Boris wondered what else he could fix up to work mechanically. His friends said pressing buttons was a lazy man's job, His family complained about the junk he was piling up.

Because of the wires that curled around the legs of the chairs and wandered off to all the corners, because of the condensers, the radio tubes, the coils and other accessories of the radio devotee, it became increasingly difficult to move around in the room.

Boris was in the 10h form when he assembled an 8-valve television-set. There was a good, factory-made set in the living room but then it wasn't "his own".

Graduation was approaching. He had to decide to which college he would go. He asked his father. "Make up your own mind" was his father's comment. (Five years later when the question of the space flight came up he turned to his father again. "It's up to you to decide" his father said. It suited Boris all right.

His mother had been an oculist; his father was a surgeon. Perhaps, that is why Boris decided on a medical career.

The home made television set and with it all the radio tubes and capacitors were given away to a friend. Cybernetics and radio electronics were not for him any more.

But he was mistaken. In the very first year at college he became interested in physics. Together with the senior students he made new medical equipment. Physical methods of diagnostics radio, ultra-sound and the atom for the treatment of patients - all this exerted a powerful fascination on his questing mind.
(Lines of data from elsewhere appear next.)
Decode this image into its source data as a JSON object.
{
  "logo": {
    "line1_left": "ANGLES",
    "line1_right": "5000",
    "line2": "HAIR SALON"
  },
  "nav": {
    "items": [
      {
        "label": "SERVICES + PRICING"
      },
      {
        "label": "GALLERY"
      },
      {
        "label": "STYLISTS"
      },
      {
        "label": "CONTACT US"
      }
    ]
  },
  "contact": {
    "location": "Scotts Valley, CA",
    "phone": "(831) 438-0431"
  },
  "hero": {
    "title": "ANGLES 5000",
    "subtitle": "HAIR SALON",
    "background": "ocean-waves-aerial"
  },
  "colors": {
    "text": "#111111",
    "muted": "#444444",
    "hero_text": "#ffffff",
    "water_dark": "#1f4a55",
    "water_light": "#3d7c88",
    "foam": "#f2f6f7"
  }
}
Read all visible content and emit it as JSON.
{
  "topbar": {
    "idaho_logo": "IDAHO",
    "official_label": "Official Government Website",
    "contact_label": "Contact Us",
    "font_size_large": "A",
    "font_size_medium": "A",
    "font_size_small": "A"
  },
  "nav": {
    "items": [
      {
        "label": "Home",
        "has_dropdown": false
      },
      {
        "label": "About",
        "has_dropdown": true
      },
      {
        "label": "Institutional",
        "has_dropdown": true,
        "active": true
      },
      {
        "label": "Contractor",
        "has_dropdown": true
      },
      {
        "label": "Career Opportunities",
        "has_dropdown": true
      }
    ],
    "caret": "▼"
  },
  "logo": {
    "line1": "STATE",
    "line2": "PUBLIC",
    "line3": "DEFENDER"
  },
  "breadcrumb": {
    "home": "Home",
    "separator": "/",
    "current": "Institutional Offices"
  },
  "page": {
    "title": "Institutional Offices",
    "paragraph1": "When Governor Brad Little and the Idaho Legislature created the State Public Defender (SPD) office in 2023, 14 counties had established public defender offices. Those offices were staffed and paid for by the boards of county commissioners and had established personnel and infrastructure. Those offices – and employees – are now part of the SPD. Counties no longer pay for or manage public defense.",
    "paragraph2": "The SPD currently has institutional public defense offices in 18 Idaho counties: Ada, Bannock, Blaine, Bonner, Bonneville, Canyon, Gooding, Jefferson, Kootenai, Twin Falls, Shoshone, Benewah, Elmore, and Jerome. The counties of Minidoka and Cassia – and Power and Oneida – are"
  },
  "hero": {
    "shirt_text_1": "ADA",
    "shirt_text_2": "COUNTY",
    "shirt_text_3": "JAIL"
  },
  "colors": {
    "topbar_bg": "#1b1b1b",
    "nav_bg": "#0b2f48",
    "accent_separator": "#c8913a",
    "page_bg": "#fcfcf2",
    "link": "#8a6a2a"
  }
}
During his college years, Boris lived like the other students of Moscow: he crammed before exams, he attended concerts at the conservatory, he went to exhibitions, hockey matches parties, he discussed books, life.

It was high time for him to decide in what field to specialise: clinical or instrumental medicine. He saw two roads before him but he followed a third.

He happened to read an item in a journal. It was about the psychology of high-altitude flights, overloads, weightlessness... Boris chose space medicine.

Yegorov graduated from the medical institute the same year that Gagarin circuited the earth. Yuri Gagarin was no stranger to Yegorov. In his sixth year at medical school he had also worked as laboratory assistant at a research institute. There he had seen Gagarin spin around in the centrifuge and break into a sweat in the heat chamber.

When the Vostok-1 circuited the Earth Yegorov was on duty in a plane keeping "his square" under observation.

The doctor and laboratory worker was well on his way to becoming a researcher.

When he learned that a doctor would be needed in space to observe the other members of the crew and study his own reactions, Boris Yegorov put aside his scientific thesis for a time and began to prepare for the flight.

The three of us were now spacemen. As commander, Komarov had a stiffer course. Some concessions were made in the case of Yegorov and Feoktistov but it wasn't easy either. At last the momentous day came, October 12 1964.